Mediation is an alternative to courtroom litigation as a means to resolve disputes about Estates, Trusts, Wills, and Property and Personal Care decisions for incapable persons. Mediation can be conducted at any time, with the assistance of a trained, objective mediator who assists the parties in negotiating the issues they desire to resolve. Mediation can be held before or after courtroom litigation proceedings have begun.
Mediation may offer the following benefits when compared to traditional courtroom litigation: voluntary participation, informality, flexibility, speed, lower cost, choice of mediator, privacy, broad scope of remedies and solutions, and an opportunity for each party to the dispute to speak directly to the others.
The mediator strives to create an informal, comfortable setting for the parties to identify and explore the issues they would wish to negotiate a resolution to. The mediator does not judge the merits of each party’s interests, nor render any decision. Rather, they assist the parties in considering the strengths and weaknesses of each party’s case and work with them to discover mutually acceptable solutions.
If the parties are able to negotiate a resolution of the dispute, a written mediation settlement agreement is signed by all the parties, at which point the agreement becomes an enforceable contract. If no agreement is reached at the mediation, the statements and negotiations at the mediation are “without prejudice” and cannot be used in the litigation proceedings by any party without the permission of the others. Therefore, mediation provides an opportunity for a full and frank discussion among all the parties to a dispute in an informal comfortable setting without the rigid procedural structure of courtroom litigation.

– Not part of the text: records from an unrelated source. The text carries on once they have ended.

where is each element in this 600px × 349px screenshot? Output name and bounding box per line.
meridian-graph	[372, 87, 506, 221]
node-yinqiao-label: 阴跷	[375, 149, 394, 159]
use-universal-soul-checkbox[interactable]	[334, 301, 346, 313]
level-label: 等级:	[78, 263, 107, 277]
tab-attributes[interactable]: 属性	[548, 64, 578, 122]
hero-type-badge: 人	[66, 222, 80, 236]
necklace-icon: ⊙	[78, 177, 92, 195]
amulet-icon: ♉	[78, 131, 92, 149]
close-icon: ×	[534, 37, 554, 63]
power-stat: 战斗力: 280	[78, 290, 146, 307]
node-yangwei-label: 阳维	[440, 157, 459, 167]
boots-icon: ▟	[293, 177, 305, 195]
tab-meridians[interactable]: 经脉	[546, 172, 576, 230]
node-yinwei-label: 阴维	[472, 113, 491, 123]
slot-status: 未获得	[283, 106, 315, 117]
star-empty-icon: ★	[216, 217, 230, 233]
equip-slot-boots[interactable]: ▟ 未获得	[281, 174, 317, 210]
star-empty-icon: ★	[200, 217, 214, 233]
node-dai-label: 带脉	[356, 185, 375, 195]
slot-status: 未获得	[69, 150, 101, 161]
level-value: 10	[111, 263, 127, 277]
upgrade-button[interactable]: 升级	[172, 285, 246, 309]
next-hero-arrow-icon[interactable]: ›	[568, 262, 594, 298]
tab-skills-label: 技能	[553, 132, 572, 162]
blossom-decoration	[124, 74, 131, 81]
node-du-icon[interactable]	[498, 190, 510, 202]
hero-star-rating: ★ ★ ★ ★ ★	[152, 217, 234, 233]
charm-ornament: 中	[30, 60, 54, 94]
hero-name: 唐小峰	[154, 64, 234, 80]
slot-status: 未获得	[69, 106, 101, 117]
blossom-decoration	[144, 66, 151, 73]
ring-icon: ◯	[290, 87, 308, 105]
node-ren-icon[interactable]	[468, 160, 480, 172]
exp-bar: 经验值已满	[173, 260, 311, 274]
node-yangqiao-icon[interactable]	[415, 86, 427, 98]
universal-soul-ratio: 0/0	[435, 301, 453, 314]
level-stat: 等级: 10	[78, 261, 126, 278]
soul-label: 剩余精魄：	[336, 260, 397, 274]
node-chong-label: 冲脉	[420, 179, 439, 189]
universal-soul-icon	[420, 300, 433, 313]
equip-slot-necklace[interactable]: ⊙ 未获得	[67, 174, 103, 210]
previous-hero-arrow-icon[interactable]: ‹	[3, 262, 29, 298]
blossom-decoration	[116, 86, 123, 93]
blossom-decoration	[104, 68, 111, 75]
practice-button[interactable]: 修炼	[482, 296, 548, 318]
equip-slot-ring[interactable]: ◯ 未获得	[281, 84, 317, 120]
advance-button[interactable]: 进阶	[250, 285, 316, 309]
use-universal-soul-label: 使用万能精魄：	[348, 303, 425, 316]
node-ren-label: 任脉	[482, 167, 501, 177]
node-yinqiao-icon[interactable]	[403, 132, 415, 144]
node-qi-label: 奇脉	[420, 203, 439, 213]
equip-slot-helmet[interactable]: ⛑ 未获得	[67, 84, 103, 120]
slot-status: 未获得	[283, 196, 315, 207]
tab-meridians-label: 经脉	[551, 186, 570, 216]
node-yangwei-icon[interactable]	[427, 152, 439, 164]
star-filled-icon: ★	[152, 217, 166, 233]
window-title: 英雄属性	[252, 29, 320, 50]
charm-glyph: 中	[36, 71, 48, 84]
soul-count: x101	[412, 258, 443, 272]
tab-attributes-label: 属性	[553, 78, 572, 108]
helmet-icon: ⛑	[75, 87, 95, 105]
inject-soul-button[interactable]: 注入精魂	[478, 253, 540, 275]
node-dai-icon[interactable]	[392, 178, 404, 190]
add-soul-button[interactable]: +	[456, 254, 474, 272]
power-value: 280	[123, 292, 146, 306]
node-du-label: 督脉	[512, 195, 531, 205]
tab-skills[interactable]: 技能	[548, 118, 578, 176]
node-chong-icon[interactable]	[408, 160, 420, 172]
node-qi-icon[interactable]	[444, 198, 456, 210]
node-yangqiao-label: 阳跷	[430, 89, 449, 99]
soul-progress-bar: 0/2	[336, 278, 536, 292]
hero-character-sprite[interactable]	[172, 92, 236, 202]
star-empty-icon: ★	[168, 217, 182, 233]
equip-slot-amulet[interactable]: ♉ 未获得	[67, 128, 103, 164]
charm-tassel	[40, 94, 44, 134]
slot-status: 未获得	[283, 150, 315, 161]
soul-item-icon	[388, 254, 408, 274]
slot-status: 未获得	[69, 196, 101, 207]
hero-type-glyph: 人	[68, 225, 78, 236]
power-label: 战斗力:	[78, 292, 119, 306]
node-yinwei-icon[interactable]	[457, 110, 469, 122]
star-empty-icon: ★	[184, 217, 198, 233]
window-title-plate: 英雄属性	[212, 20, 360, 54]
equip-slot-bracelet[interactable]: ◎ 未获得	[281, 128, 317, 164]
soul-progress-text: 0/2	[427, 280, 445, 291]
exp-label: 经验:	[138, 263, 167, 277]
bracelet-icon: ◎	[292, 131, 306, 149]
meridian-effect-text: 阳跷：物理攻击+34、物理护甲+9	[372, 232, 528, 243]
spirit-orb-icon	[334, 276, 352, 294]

Mediation can be desirable in an estate litigation situation because sometimes such disputes are not simply about property and legal documents, but may range towards past communication breakdowns, actions, and emotions of family members. Mediation can also provide flexible solutions and offer solutions for future conduct. It also offers privacy that can be of benefit where a family does not want to ‘air its dirty laundry’ through the public court system.
Sometimes the parties wish the mediator to have subject matter expertise to assist the parties in focusing on a particular estate planning or estate administration issue.
The mediator is usually able to offer flexibility in terms of booking an appointment and the length of the actual mediation proceeding. A lot can be accomplished in one day of mediation. Even if the parties are unable to resolve all issues at mediation, the process can assist the parties in narrowing the issues and identifying strengths and weaknesses in their case, and in the cases of the other disputants. Mediation has proven to be highly effective in resolving disputes by giving the parties greater control and personal involvement.